Direct literary evidence, in the sense in which the term is usually understood, cannot be said to exist. As before mentioned, no classical author alludes, either directly or indirectly, to these megalithic structures; yet they could not have been ignorant of them if they existed. When Cæsar and his army witnessed the fight between his galleys and the fleet of the Veneti in the Morbihan, he must have stood—if he occupied the best place—on Mont St. Michel, if it then existed, and among the stone avenues of Carnac. Is it likely that such an artist would have omitted the chance of heightening his picture by an allusion to the "standing stones" of Dariorigum? The Romans occupied Old Sarum probably during the whole time they remained in this island, and the Via Badonica passed so immediately under Silbury Hill that they could not have been ignorant of either Stonehenge or Avebury. Nor in France could they possibly have missed seeing the numerous dolmens with which the country is covered. Notwithstanding all this, the silence is absolute. The circular temple of the Hyperboreans is the only thing any one has ever pretended to quote against this; and that, for reasons given above being inadmissible, any argument based on it falls to the ground.
Neither Cæsar nor Tacitus, though describing the religious observances of our forefathers, make any mention of temples; nor, indeed, does any other classical author.
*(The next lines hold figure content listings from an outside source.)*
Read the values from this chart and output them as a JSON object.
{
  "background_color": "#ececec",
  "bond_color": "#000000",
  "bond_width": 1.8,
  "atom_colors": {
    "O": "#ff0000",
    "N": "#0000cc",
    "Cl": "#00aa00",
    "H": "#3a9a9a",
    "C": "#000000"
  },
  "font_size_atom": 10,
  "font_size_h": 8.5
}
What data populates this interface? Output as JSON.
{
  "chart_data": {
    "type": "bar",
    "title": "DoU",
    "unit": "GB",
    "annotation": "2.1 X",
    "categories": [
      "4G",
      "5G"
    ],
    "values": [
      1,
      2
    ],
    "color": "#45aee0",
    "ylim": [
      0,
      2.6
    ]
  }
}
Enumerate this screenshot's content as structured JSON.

Tacitus[23] tells us that the Germans worshipped only in groves; and though this is hardly to the point, his relations with Agricola were so intimate that had the Gauls and Britons had temples of stone, he could hardly have avoided alluding to them. The inference from Cæsar and all the other authors is the same, but there is no direct evidence either way.
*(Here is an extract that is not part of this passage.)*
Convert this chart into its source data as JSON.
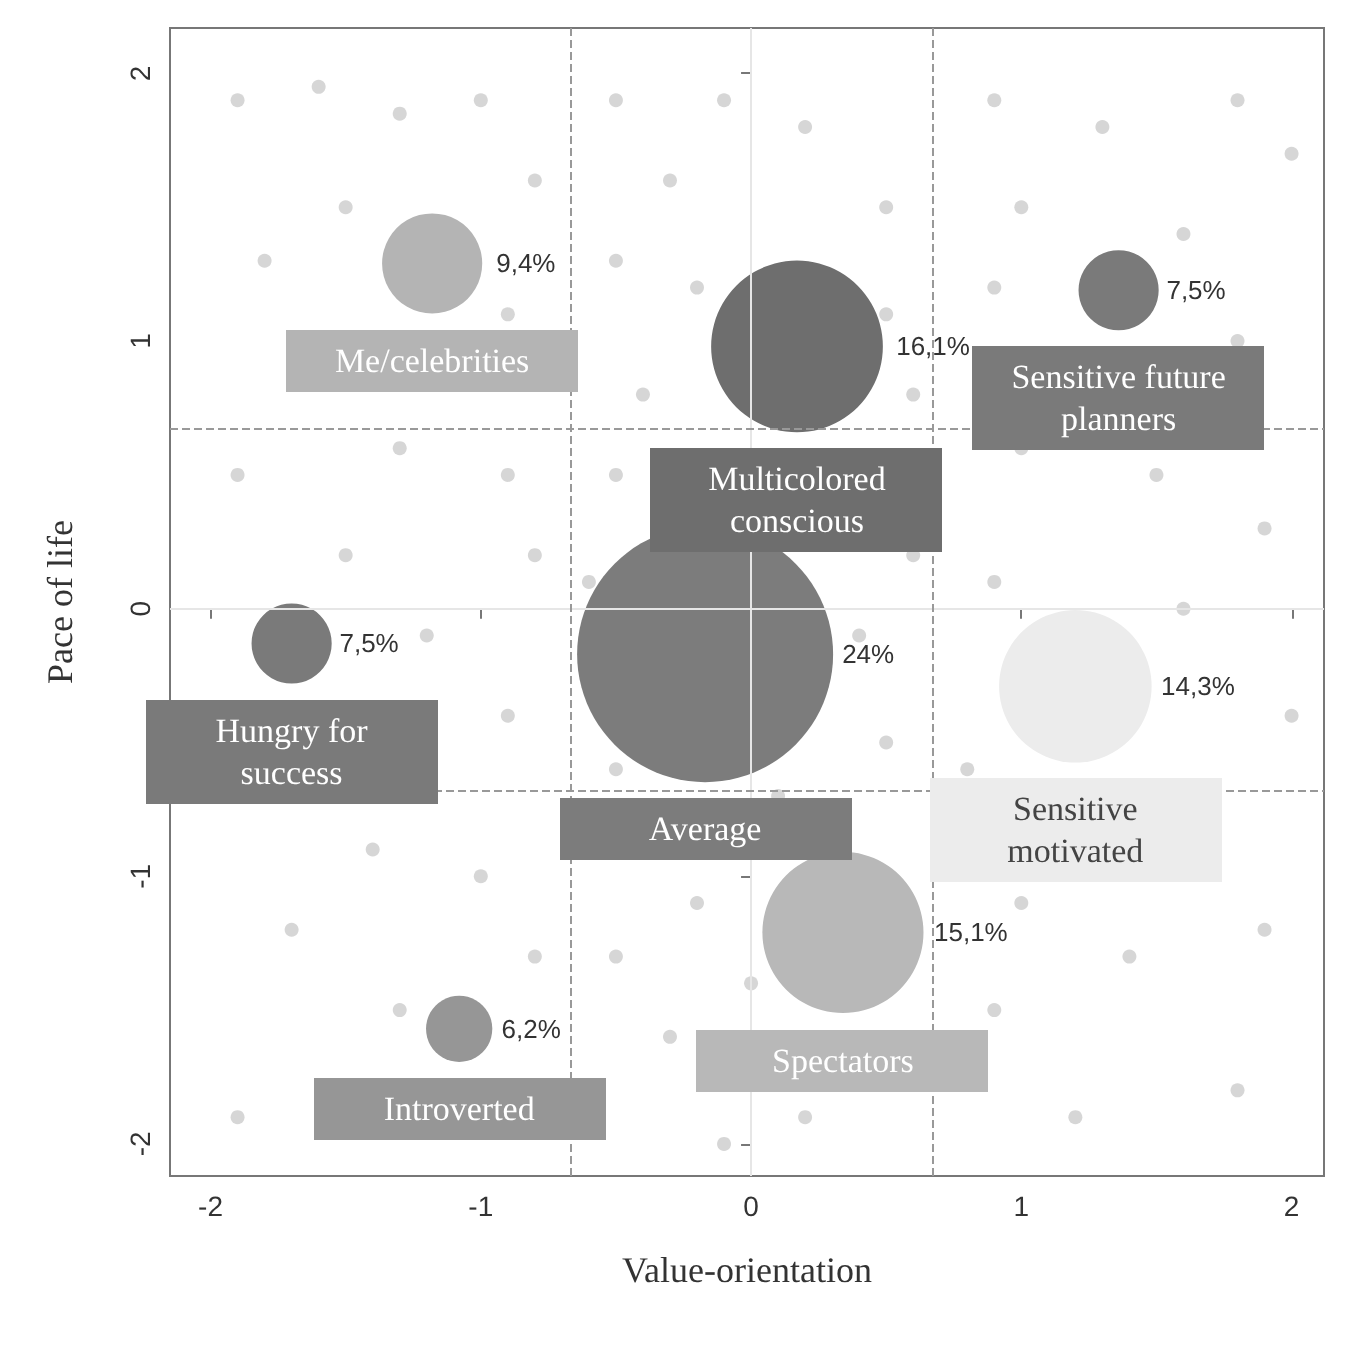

There is no passage in any classical authors which connects the Druids, either directly or indirectly, with any stone temples or stones of any sort. Dracontia are wholly the creation of Dr. Stukeley's very fertile imagination.
So far, therefore, as negative evidence goes, it is complete in showing that our megalithic circles did not exist in the time of the Romans, and that they were not temples. Unfortunately, however, no amount of negative evidence is sufficient to prove an affirmative, though it may suffice to establish a strong presumption in favour of a particular view, and, at all events, clears the way for the production of any direct evidence which we may have. The direct written evidence that has been adduced is, however, of the most shadowy character. It amounts to little more than this:—that every allusion to these monuments in mediæval authors, every local tradition, every scrap of intelligence we have regarding them, points to a post-Roman origin. No writer, of any age or country, suggested their being prehistoric or even pre-Roman before the age of Stukeley,—say 1700.